Well, let's get back to the classic formula, let $ n\in\mathbb{N}^{*} $, we have that : $$ \left(\forall z\in\mathbb{C}\right),\ z^{2n}-1=\left(z^{2}-1\right)\prod_{k=1}^{n-1}{\left(z^{2}-2z\cos{\left(\frac{k\pi}{n}\right)}+1\right)} $$

It can be proved, by looking for the complex roots of the polynomial $ X^{2n}-1 $ and foctoring it out.
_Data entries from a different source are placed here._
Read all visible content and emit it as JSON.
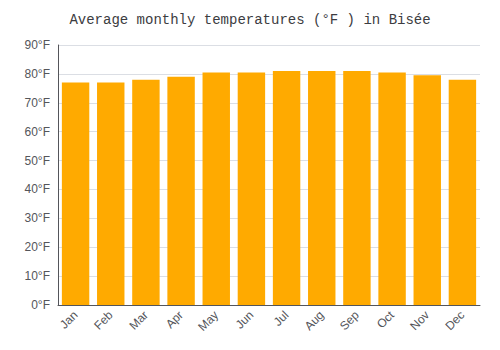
{
  "chart_data": {
    "type": "bar",
    "title": "Average monthly temperatures (°F ) in Bisée",
    "categories": [
      "Jan",
      "Feb",
      "Mar",
      "Apr",
      "May",
      "Jun",
      "Jul",
      "Aug",
      "Sep",
      "Oct",
      "Nov",
      "Dec"
    ],
    "values": [
      77.0,
      77.0,
      78.0,
      79.0,
      80.5,
      80.5,
      81.0,
      81.0,
      81.0,
      80.5,
      79.5,
      78.0
    ],
    "color": "#FFAA00",
    "ylim": [
      0,
      90
    ],
    "yticks": [
      {
        "value": 0,
        "label": "0°F"
      },
      {
        "value": 10,
        "label": "10°F"
      },
      {
        "value": 20,
        "label": "20°F"
      },
      {
        "value": 30,
        "label": "30°F"
      },
      {
        "value": 40,
        "label": "40°F"
      },
      {
        "value": 50,
        "label": "50°F"
      },
      {
        "value": 60,
        "label": "60°F"
      },
      {
        "value": 70,
        "label": "70°F"
      },
      {
        "value": 80,
        "label": "80°F"
      },
      {
        "value": 90,
        "label": "90°F"
      }
    ],
    "grid": true
  }
}
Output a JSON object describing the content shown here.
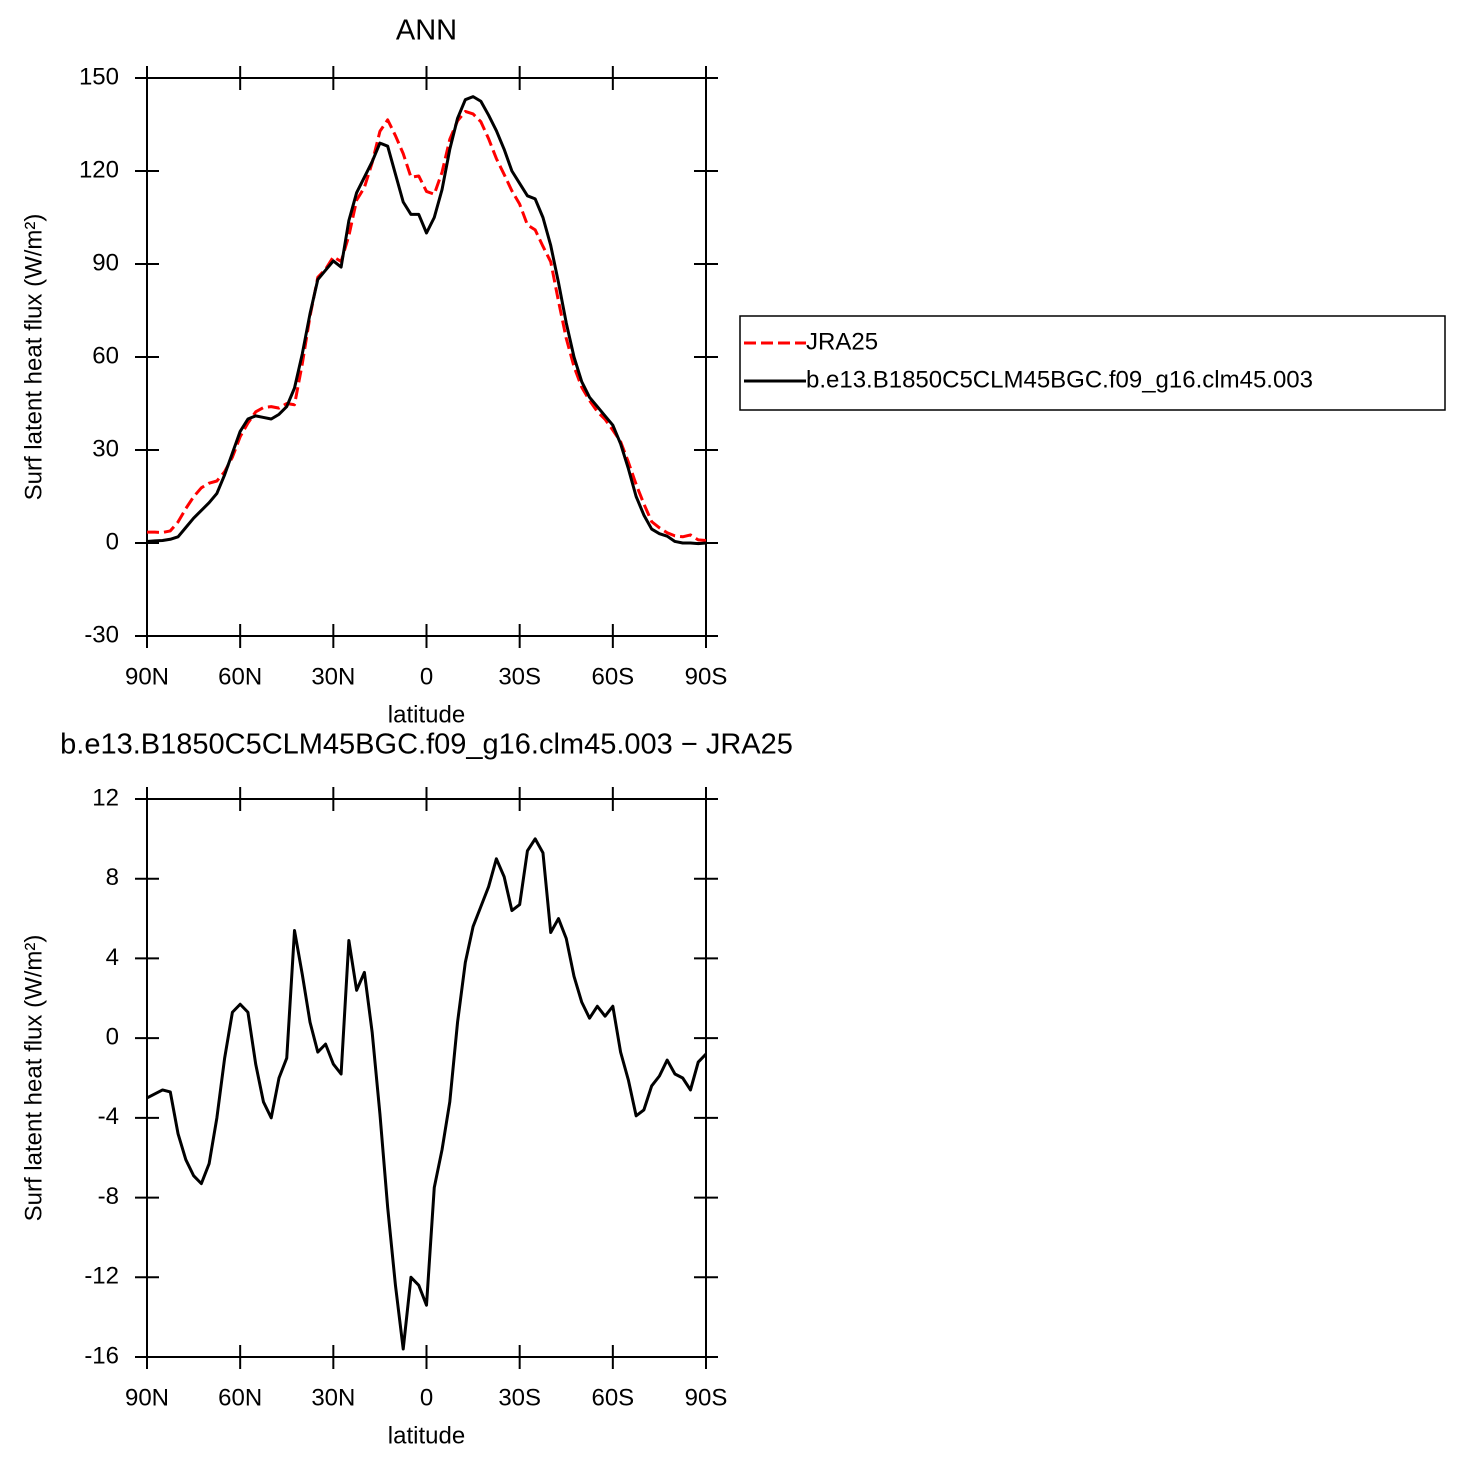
{
  "chart_data": [
    {
      "type": "line",
      "title": "ANN",
      "xlabel": "latitude",
      "ylabel": "Surf latent heat flux (W/m²)",
      "x": [
        90,
        87.5,
        85,
        82.5,
        80,
        77.5,
        75,
        72.5,
        70,
        67.5,
        65,
        62.5,
        60,
        57.5,
        55,
        52.5,
        50,
        47.5,
        45,
        42.5,
        40,
        37.5,
        35,
        32.5,
        30,
        27.5,
        25,
        22.5,
        20,
        17.5,
        15,
        12.5,
        10,
        7.5,
        5,
        2.5,
        0,
        -2.5,
        -5,
        -7.5,
        -10,
        -12.5,
        -15,
        -17.5,
        -20,
        -22.5,
        -25,
        -27.5,
        -30,
        -32.5,
        -35,
        -37.5,
        -40,
        -42.5,
        -45,
        -47.5,
        -50,
        -52.5,
        -55,
        -57.5,
        -60,
        -62.5,
        -65,
        -67.5,
        -70,
        -72.5,
        -75,
        -77.5,
        -80,
        -82.5,
        -85,
        -87.5,
        -90
      ],
      "series": [
        {
          "name": "JRA25",
          "color": "#ff0000",
          "style": "dashed",
          "values": [
            3.5,
            3.5,
            3.4,
            3.9,
            6.8,
            11.1,
            14.9,
            17.8,
            19.3,
            20,
            23,
            27.7,
            34.3,
            38.7,
            42.3,
            43.7,
            44,
            43.5,
            45,
            44.6,
            57.8,
            73.2,
            85.7,
            88.3,
            92.3,
            90.8,
            99.1,
            110.6,
            114.7,
            122.7,
            132.8,
            136.5,
            131.4,
            125.6,
            118,
            118.4,
            113.4,
            112.5,
            119.6,
            130.2,
            136.2,
            139.2,
            138.4,
            135.9,
            130.4,
            124,
            118.9,
            113.6,
            109.3,
            102.6,
            101,
            95.7,
            90.7,
            78,
            66,
            56.9,
            50.2,
            46,
            42.4,
            39.9,
            36.4,
            32.7,
            26.1,
            18.9,
            12.6,
            6.9,
            4.9,
            3.3,
            2.3,
            2,
            2.6,
            1,
            0.8
          ]
        },
        {
          "name": "b.e13.B1850C5CLM45BGC.f09_g16.clm45.003",
          "color": "#000000",
          "style": "solid",
          "values": [
            0.5,
            0.7,
            0.8,
            1.2,
            2,
            5,
            8,
            10.5,
            13,
            16,
            22,
            29,
            36,
            40,
            41,
            40.5,
            40,
            41.5,
            44,
            50,
            61,
            74,
            85,
            88,
            91,
            89,
            104,
            113,
            118,
            123,
            129,
            128,
            119,
            110,
            106,
            106,
            100,
            105,
            114,
            127,
            137,
            143,
            144,
            142.5,
            138,
            133,
            127,
            120,
            116,
            112,
            111,
            105,
            96,
            84,
            71,
            60,
            52,
            47,
            44,
            41,
            38,
            32,
            24,
            15,
            9,
            4.5,
            3,
            2.2,
            0.5,
            0,
            0,
            -0.2,
            0
          ]
        }
      ],
      "xlim": [
        90,
        -90
      ],
      "xticks": [
        {
          "value": 90,
          "label": "90N"
        },
        {
          "value": 60,
          "label": "60N"
        },
        {
          "value": 30,
          "label": "30N"
        },
        0,
        {
          "value": -30,
          "label": "30S"
        },
        {
          "value": -60,
          "label": "60S"
        },
        {
          "value": -90,
          "label": "90S"
        }
      ],
      "ylim": [
        -30,
        150
      ],
      "yticks": [
        -30,
        0,
        30,
        60,
        90,
        120,
        150
      ],
      "legend": "right"
    },
    {
      "type": "line",
      "title": "b.e13.B1850C5CLM45BGC.f09_g16.clm45.003 − JRA25",
      "xlabel": "latitude",
      "ylabel": "Surf latent heat flux (W/m²)",
      "x": [
        90,
        87.5,
        85,
        82.5,
        80,
        77.5,
        75,
        72.5,
        70,
        67.5,
        65,
        62.5,
        60,
        57.5,
        55,
        52.5,
        50,
        47.5,
        45,
        42.5,
        40,
        37.5,
        35,
        32.5,
        30,
        27.5,
        25,
        22.5,
        20,
        17.5,
        15,
        12.5,
        10,
        7.5,
        5,
        2.5,
        0,
        -2.5,
        -5,
        -7.5,
        -10,
        -12.5,
        -15,
        -17.5,
        -20,
        -22.5,
        -25,
        -27.5,
        -30,
        -32.5,
        -35,
        -37.5,
        -40,
        -42.5,
        -45,
        -47.5,
        -50,
        -52.5,
        -55,
        -57.5,
        -60,
        -62.5,
        -65,
        -67.5,
        -70,
        -72.5,
        -75,
        -77.5,
        -80,
        -82.5,
        -85,
        -87.5,
        -90
      ],
      "series": [
        {
          "color": "#000000",
          "style": "solid",
          "values": [
            -3,
            -2.8,
            -2.6,
            -2.7,
            -4.8,
            -6.1,
            -6.9,
            -7.3,
            -6.3,
            -4,
            -1,
            1.3,
            1.7,
            1.3,
            -1.3,
            -3.2,
            -4,
            -2,
            -1,
            5.4,
            3.2,
            0.8,
            -0.7,
            -0.3,
            -1.3,
            -1.8,
            4.9,
            2.4,
            3.3,
            0.3,
            -3.8,
            -8.5,
            -12.4,
            -15.6,
            -12,
            -12.4,
            -13.4,
            -7.5,
            -5.6,
            -3.2,
            0.8,
            3.8,
            5.6,
            6.6,
            7.6,
            9,
            8.1,
            6.4,
            6.7,
            9.4,
            10,
            9.3,
            5.3,
            6,
            5,
            3.1,
            1.8,
            1,
            1.6,
            1.1,
            1.6,
            -0.7,
            -2.1,
            -3.9,
            -3.6,
            -2.4,
            -1.9,
            -1.1,
            -1.8,
            -2,
            -2.6,
            -1.2,
            -0.8
          ]
        }
      ],
      "xlim": [
        90,
        -90
      ],
      "xticks": [
        {
          "value": 90,
          "label": "90N"
        },
        {
          "value": 60,
          "label": "60N"
        },
        {
          "value": 30,
          "label": "30N"
        },
        0,
        {
          "value": -30,
          "label": "30S"
        },
        {
          "value": -60,
          "label": "60S"
        },
        {
          "value": -90,
          "label": "90S"
        }
      ],
      "ylim": [
        -16,
        12
      ],
      "yticks": [
        -16,
        -12,
        -8,
        -4,
        0,
        4,
        8,
        12
      ]
    }
  ]
}
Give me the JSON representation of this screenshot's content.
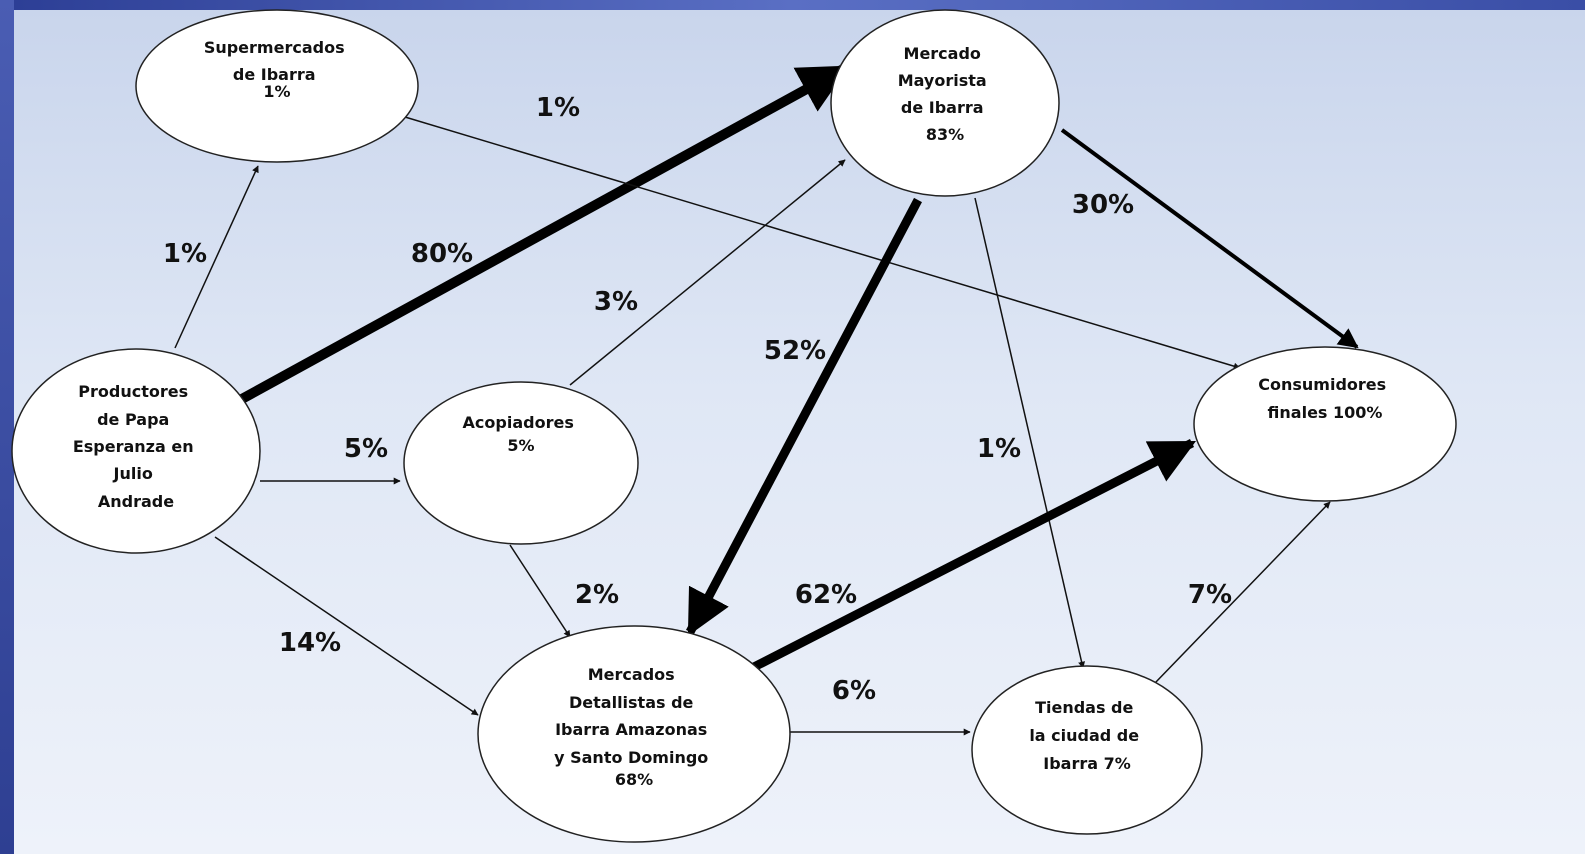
{
  "nodes": {
    "supermercados": {
      "lines": [
        "Supermercados",
        "de Ibarra",
        "",
        "1%"
      ]
    },
    "mayorista": {
      "lines": [
        "Mercado",
        "Mayorista",
        "de Ibarra",
        "83%"
      ]
    },
    "productores": {
      "lines": [
        "Productores",
        "de Papa",
        "Esperanza en",
        "Julio",
        "Andrade"
      ]
    },
    "acopiadores": {
      "lines": [
        "Acopiadores",
        "",
        "5%"
      ]
    },
    "consumidores": {
      "lines": [
        "Consumidores",
        "finales 100%"
      ]
    },
    "detallistas": {
      "lines": [
        "Mercados",
        "Detallistas de",
        "Ibarra Amazonas",
        "y Santo Domingo",
        "",
        "68%"
      ]
    },
    "tiendas": {
      "lines": [
        "Tiendas de",
        "la ciudad de",
        "Ibarra 7%"
      ]
    }
  },
  "edges": [
    {
      "id": "productores-supermercados",
      "label": "1%"
    },
    {
      "id": "productores-mayorista",
      "label": "80%"
    },
    {
      "id": "supermercados-consumidores",
      "label": "1%"
    },
    {
      "id": "acopiadores-mayorista",
      "label": "3%"
    },
    {
      "id": "mayorista-consumidores",
      "label": "30%"
    },
    {
      "id": "mayorista-detallistas",
      "label": "52%"
    },
    {
      "id": "mayorista-tiendas",
      "label": "1%"
    },
    {
      "id": "productores-acopiadores",
      "label": "5%"
    },
    {
      "id": "acopiadores-detallistas",
      "label": "2%"
    },
    {
      "id": "productores-detallistas",
      "label": "14%"
    },
    {
      "id": "detallistas-consumidores",
      "label": "62%"
    },
    {
      "id": "detallistas-tiendas",
      "label": "6%"
    },
    {
      "id": "tiendas-consumidores",
      "label": "7%"
    }
  ]
}
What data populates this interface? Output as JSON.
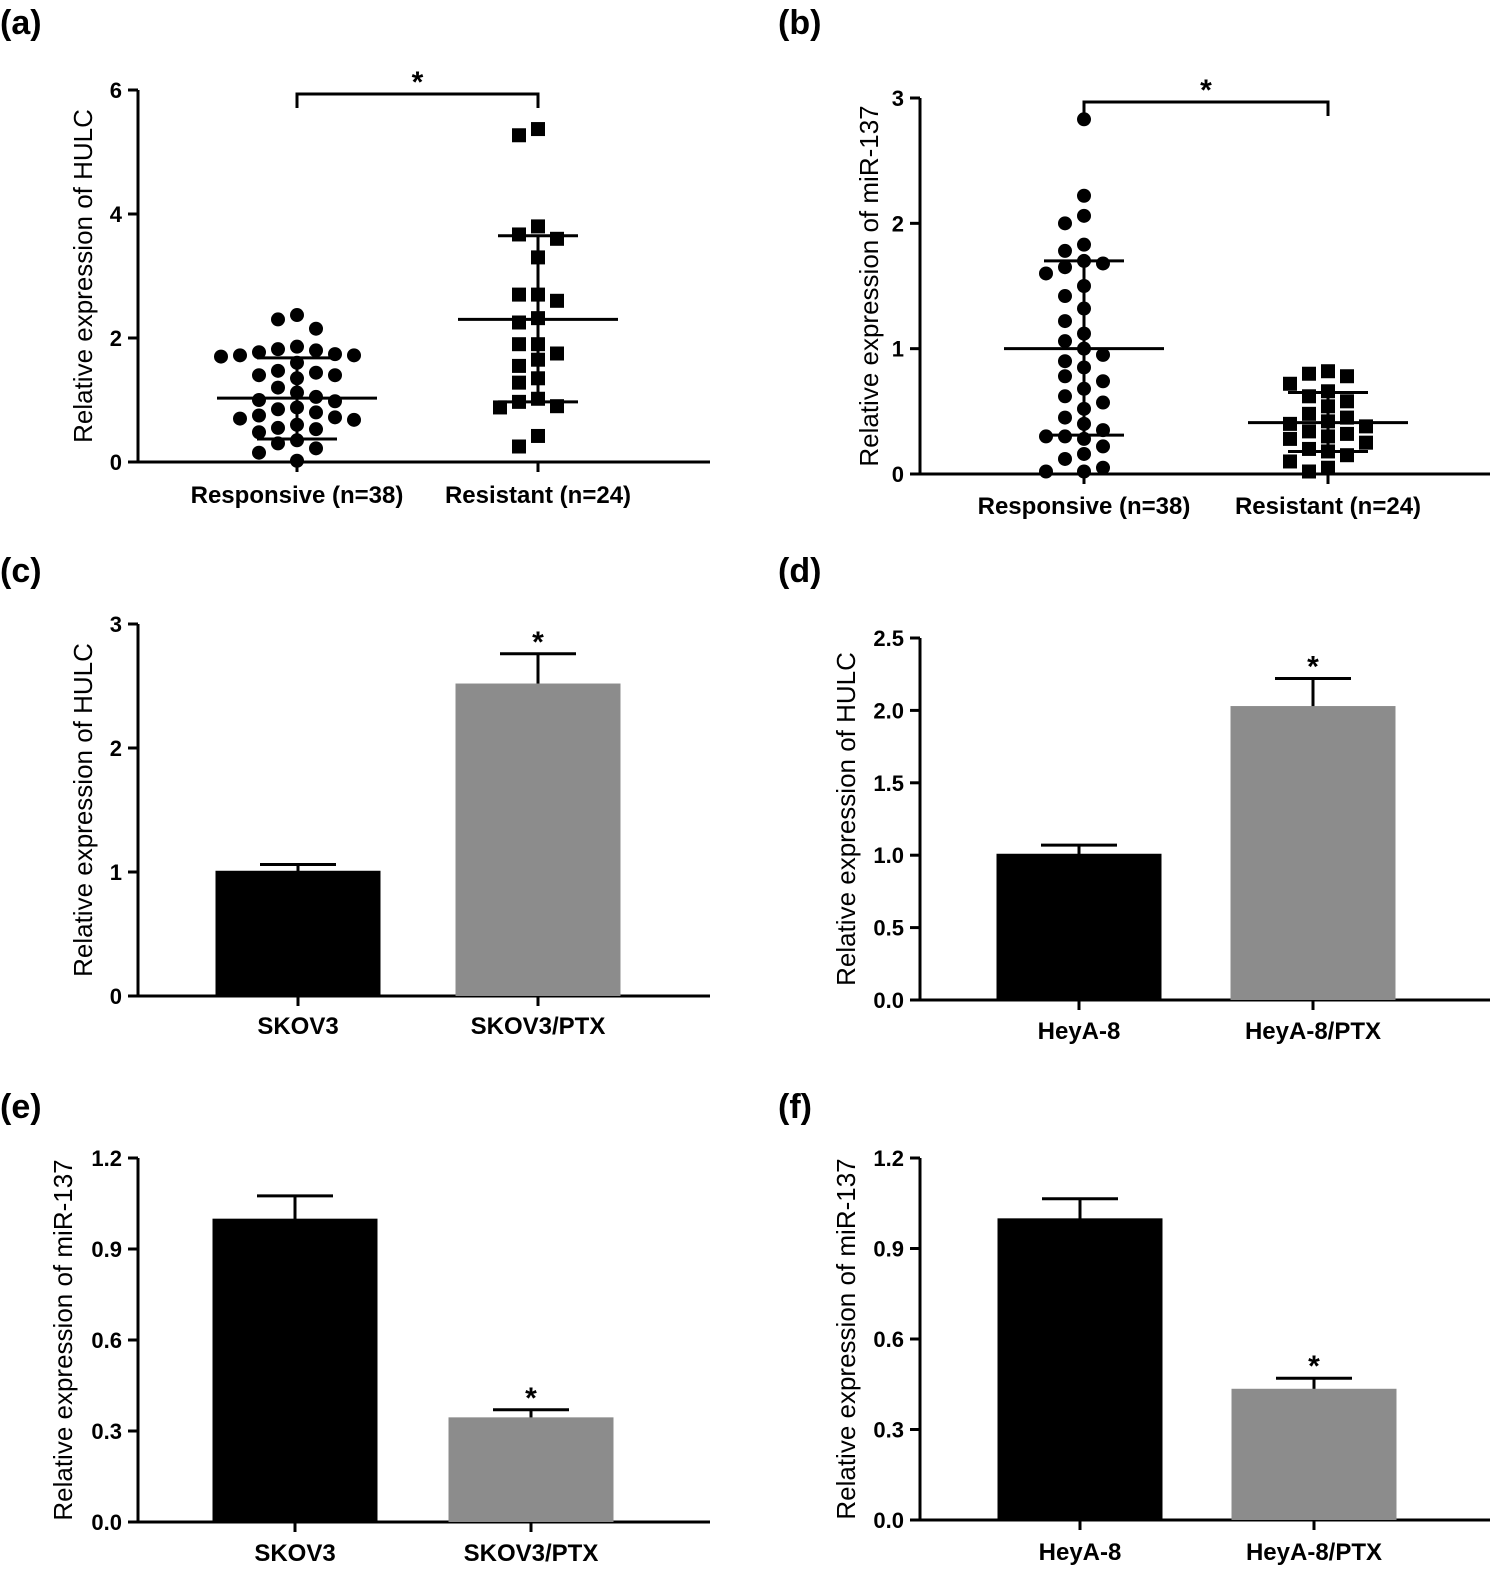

Setting $ z=\mathrm{j}=\mathrm{e}^{\mathrm{i}\frac{2\pi}{3}} $, we get : $$ \mathrm{j}^{2n}-1=\left(\,\mathrm{j}^{2}-1\right)\prod_{k=1}^{n-1}{\left(\mathrm{j}^{2}-2\,\mathrm{j}\cos{\left(\frac{k\pi}{n}\right)}+1\right)} $$

But since $ \mathrm{j}^{2}+1=-\,\mathrm{j} $, and $ \frac{\mathrm{j}^{2n}-1}{\mathrm{j}^{2}-1}=\frac{\mathrm{j}^{n}\left(\mathrm{j}^{n}-\mathrm{j}^{-n}\right)}{\mathrm{j}\left(\mathrm{j}-\mathrm{j}^{-1}\right)}=\frac{\mathrm{j}^{n-1}\sin{\left(\frac{2n\pi}{3}\right)}}{\sin{\left(\frac{2\pi}{3}\right)}}=\frac{2\,\mathrm{j}^{n-1}}{\sqrt{3}}\sin{\left(\frac{2n\pi}{3}\right)} $, we have : $$ \frac{2\,\mathrm{j}^{n-1}}{\sqrt{3}}\sin{\left(\frac{2n\pi}{3}\right)}=\prod_{k=1}^{n-1}{\left(-\,\mathrm{j}-2\,\mathrm{j}\cos{\left(\frac{k\pi}{n}\right)}\right)}=\mathrm{j}^{n-1}\prod_{k=1}^{n-1}{\left(-1-2\cos{\left(\frac{k\pi}{n}\right)}\right)} $$

Thus $$ \prod_{k=1}^{n-1}{\left(-1-2\cos{\left(\frac{k\pi}{n}\right)}\right)}=\frac{2}{\sqrt{3}}\sin{\left(\frac{2n\pi}{3}\right)} $$

Now note that : $$ \prod_{k=0}^{n}{\left(4\sin^2\left(\frac{k\pi}{2n}\right)-3\right)}=-3\prod_{k=1}^{n-1}{\left(-1-2\cos{\left(\frac{k\pi}{n}\right)}\right)} $$

Hence $$ \prod_{k=0}^{n}{\left(4\sin^2\left(\frac{k\pi}{2n}\right)-3\right)}=-2\sqrt{3}\sin{\left(\frac{2n\pi}{3}\right)} $$

I Believe setting $ n=2^{1999} $ will give you the result you're looking for.